I have a Dell Axim which I synch Groupwise data through the use of Intellisync. My problem is that whenever I dock the Axim, ActiveSynch detects that I don't have Outlook and launches the Wizard for me to install it. I can cancel through these requests, but it is annoying... 

I have ActiveSynch set to *manual * synch, but it continues to auto-sych. Do I need ActiveSynch since Intellisynch is handling the data exchange?

Suggestions?


----------



## StumpedTechy (Jul 7, 2004)

Yes Intellisync requires Activesync so it cannot be uninstalled. My thought is install it but don't use it then possibly you can "fool" Activesync. Don't get me started on my disdain for Activesync. Hopefully 5.0 with WM 5.0 is better but I'll believe it when I see it.


----------



## MsPCGenius (Apr 24, 2000)

> My thought is install it but don't use it then possibly you can "fool" Activesync.


What do you mean "don't use it". I don't launch Activesync for anything -- Intellisync handles the data transfer. Activesync seems to have a mind of its own -- launching when I dock the Axim.

At this time, I'm also not sure I'm using Intellisync properly. I seem to be synchronizing *ALL * data each time. I'm using the Synchronize Pocket PC icon. It also produces a "SYSCWCE.EXE has generated errors..." message following the synch. 

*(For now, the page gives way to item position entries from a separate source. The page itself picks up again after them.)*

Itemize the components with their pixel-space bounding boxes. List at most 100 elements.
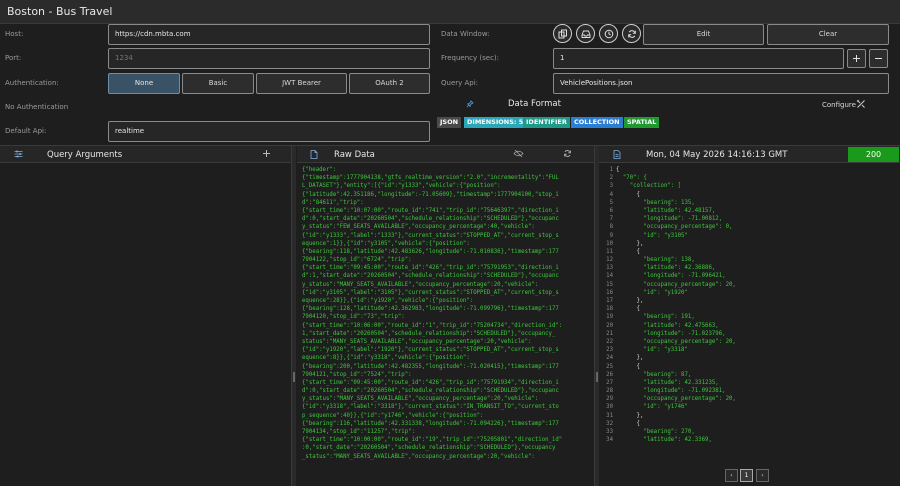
line-number: 1	[609, 167, 613, 173]
app-title: Boston - Bus Travel	[7, 5, 113, 18]
result-json-line: {	[616, 167, 620, 173]
line-number: 34	[606, 437, 613, 444]
result-json-line: "bearing": 87,	[616, 371, 692, 378]
result-json-line: "occupancy_percentage": 20,	[616, 338, 736, 345]
raw-data-line: {"start_time":"10:06:00","route_id":"1",…	[302, 322, 563, 329]
clock-icon[interactable]	[599, 24, 618, 43]
line-number: 11	[606, 248, 613, 255]
raw-data-line: {"start_time":"09:45:00","route_id":"426…	[302, 379, 559, 386]
auth-basic-button[interactable]: Basic	[182, 73, 254, 94]
result-json-line: {	[616, 420, 640, 427]
prev-page-button[interactable]: ‹	[725, 469, 738, 482]
line-number: 31	[606, 412, 613, 419]
line-number: 4	[609, 191, 613, 198]
raw-data-line: 7904134,"stop_id":"11257","trip":	[302, 429, 415, 435]
result-header: Mon, 04 May 2026 14:16:13 GMT 200	[599, 146, 900, 163]
default-api-label: Default Api:	[5, 127, 47, 135]
add-argument-icon[interactable]	[262, 149, 271, 160]
line-number: 24	[606, 355, 613, 362]
left-splitter[interactable]	[291, 146, 296, 486]
result-json-line: },	[616, 298, 644, 304]
line-number: 14	[606, 273, 613, 280]
line-number: 32	[606, 420, 613, 427]
result-json-line: "occupancy_percentage": 0,	[616, 224, 733, 231]
raw-data-line: {"id":"y1920","label":"1920"},"current_s…	[302, 347, 559, 354]
configure-link[interactable]: Configure	[822, 101, 856, 109]
raw-data-line: {"id":"y3318","label":"3318"},"current_s…	[302, 404, 559, 411]
raw-data-line: {"start_time":"10:00:00","route_id":"19"…	[302, 437, 563, 444]
current-page-button[interactable]: 1	[740, 469, 753, 482]
port-input[interactable]: 1234	[108, 48, 430, 69]
auth-status-text: No Authentication	[5, 103, 69, 111]
decrement-minus-icon[interactable]	[869, 49, 888, 68]
result-json-line: "occupancy_percentage": 20,	[616, 396, 736, 403]
raw-data-line: 1,"start_date":"20260504","schedule_rela…	[302, 330, 556, 337]
raw-data-title: Raw Data	[334, 150, 375, 160]
line-number: 30	[606, 404, 613, 411]
refresh-icon[interactable]	[622, 24, 641, 43]
raw-data-line: equence":1}},{"id":"y3105","vehicle":{"p…	[302, 240, 470, 247]
reload-icon[interactable]	[563, 149, 572, 160]
clear-button[interactable]: Clear	[767, 24, 889, 45]
result-json-line: "bearing": 191,	[616, 314, 695, 321]
line-number: 12	[606, 257, 613, 264]
frequency-input[interactable]: 1	[553, 48, 844, 69]
result-json-line: "id": "y1746"	[616, 404, 688, 411]
raw-data-line: y_status":"FEW_SEATS_AVAILABLE","occupan…	[302, 224, 535, 231]
inbox-icon[interactable]	[576, 24, 595, 43]
result-json-text: { "70": { "collection": [ { "bearing": 1…	[616, 166, 736, 444]
line-number: 3	[609, 183, 613, 190]
result-json-line: "collection": [	[616, 183, 682, 190]
line-number: 8	[609, 224, 613, 231]
result-json-line: "latitude": 42.331235,	[616, 379, 719, 386]
line-number: 21	[606, 330, 613, 337]
raw-data-line: {"start_time":"10:07:00","route_id":"741…	[302, 207, 559, 214]
result-json-line: "bearing": 270,	[616, 429, 695, 435]
host-input[interactable]: https://cdn.mbta.com	[108, 24, 430, 45]
raw-data-line: {"latitude":42.351186,"longitude":-71.05…	[302, 191, 559, 198]
result-json-line: "longitude": -71.096421,	[616, 273, 726, 280]
result-timestamp: Mon, 04 May 2026 14:16:13 GMT	[646, 150, 788, 160]
raw-data-line: equence":28}},{"id":"y1920","vehicle":{"…	[302, 298, 474, 304]
raw-data-body[interactable]: {"header": {"timestamp":1777904138,"gtfs_…	[302, 166, 592, 486]
line-number: 2	[609, 175, 613, 182]
line-number: 7	[609, 216, 613, 223]
left-splitter-grip	[293, 372, 295, 382]
result-body[interactable]: 1 2 3 4 5 6 7 8 9 10 11 12 13 14 15 16 17 18 19 20 21 22 23 24 2…	[599, 166, 900, 486]
line-number: 29	[606, 396, 613, 403]
app-window: Boston - Bus Travel Host: https://cdn.mb…	[0, 0, 900, 486]
raw-data-line: d":1,"start_date":"20260504","schedule_r…	[302, 273, 559, 280]
raw-data-line: _status":"MANY_SEATS_AVAILABLE","occupan…	[302, 453, 535, 460]
query-api-label: Query Api:	[441, 79, 479, 87]
auth-none-button[interactable]: None	[108, 73, 180, 94]
raw-data-line: status":"MANY_SEATS_AVAILABLE","occupanc…	[302, 338, 532, 345]
line-number: 18	[606, 306, 613, 313]
default-api-input[interactable]: realtime	[108, 121, 430, 142]
format-tag-identifier: IDENTIFIER	[523, 117, 570, 128]
result-json-line: "longitude": -71.00812,	[616, 216, 723, 223]
line-number: 10	[606, 240, 613, 247]
frequency-label: Frequency (sec):	[441, 54, 500, 62]
line-number: 33	[606, 429, 613, 435]
next-page-button[interactable]: ›	[756, 469, 769, 482]
raw-data-line: d":0,"start_date":"20260504","schedule_r…	[302, 388, 559, 395]
format-tag-json: JSON	[437, 117, 462, 128]
raw-data-line: 7904120,"stop_id":"73","trip":	[302, 314, 405, 321]
hide-eye-icon[interactable]	[513, 149, 524, 160]
raw-data-line: {"header":	[302, 167, 337, 173]
result-json-line: "bearing": 138,	[616, 257, 695, 264]
edit-button[interactable]: Edit	[643, 24, 764, 45]
auth-jwt-bearer-button[interactable]: JWT Bearer	[256, 73, 347, 94]
raw-data-line: 7904121,"stop_id":"7524","trip":	[302, 371, 412, 378]
raw-data-line: {"timestamp":1777904138,"gtfs_realtime_v…	[302, 175, 559, 182]
result-json-line: "latitude": 42.3369,	[616, 437, 712, 444]
increment-plus-icon[interactable]	[847, 49, 866, 68]
host-label: Host:	[5, 30, 24, 38]
tools-icon[interactable]	[856, 99, 866, 111]
copy-icon[interactable]	[553, 24, 572, 43]
auth-oauth2-button[interactable]: OAuth 2	[349, 73, 430, 94]
document-icon	[310, 150, 318, 161]
raw-data-line: y_status":"MANY_SEATS_AVAILABLE","occupa…	[302, 281, 539, 288]
raw-data-line: y_status":"MANY_SEATS_AVAILABLE","occupa…	[302, 396, 539, 403]
query-api-input[interactable]: VehiclePositions.json	[553, 73, 889, 94]
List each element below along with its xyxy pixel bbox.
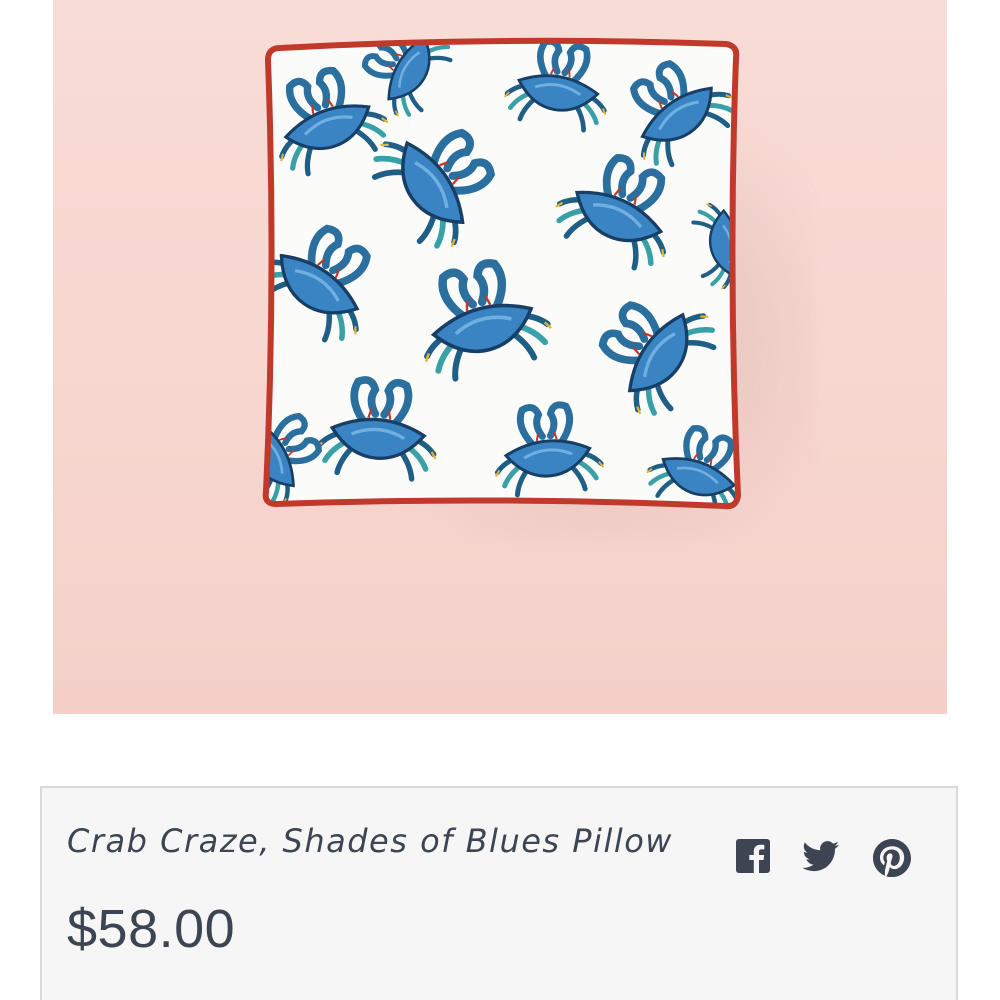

Is there another way to synch only "new" data?


----------



## StumpedTechy (Jul 7, 2004)

I mean install outlook but don't use outlook for anything, I was not reffering to activesync. This way it won't prompt you to install outlook as its already installed. As far as setting up the program look at -

http://www.sync.com/support/portal.html

This is the intellisync website and can give you a bunch of ideas on how to set it up to work best for you.


----------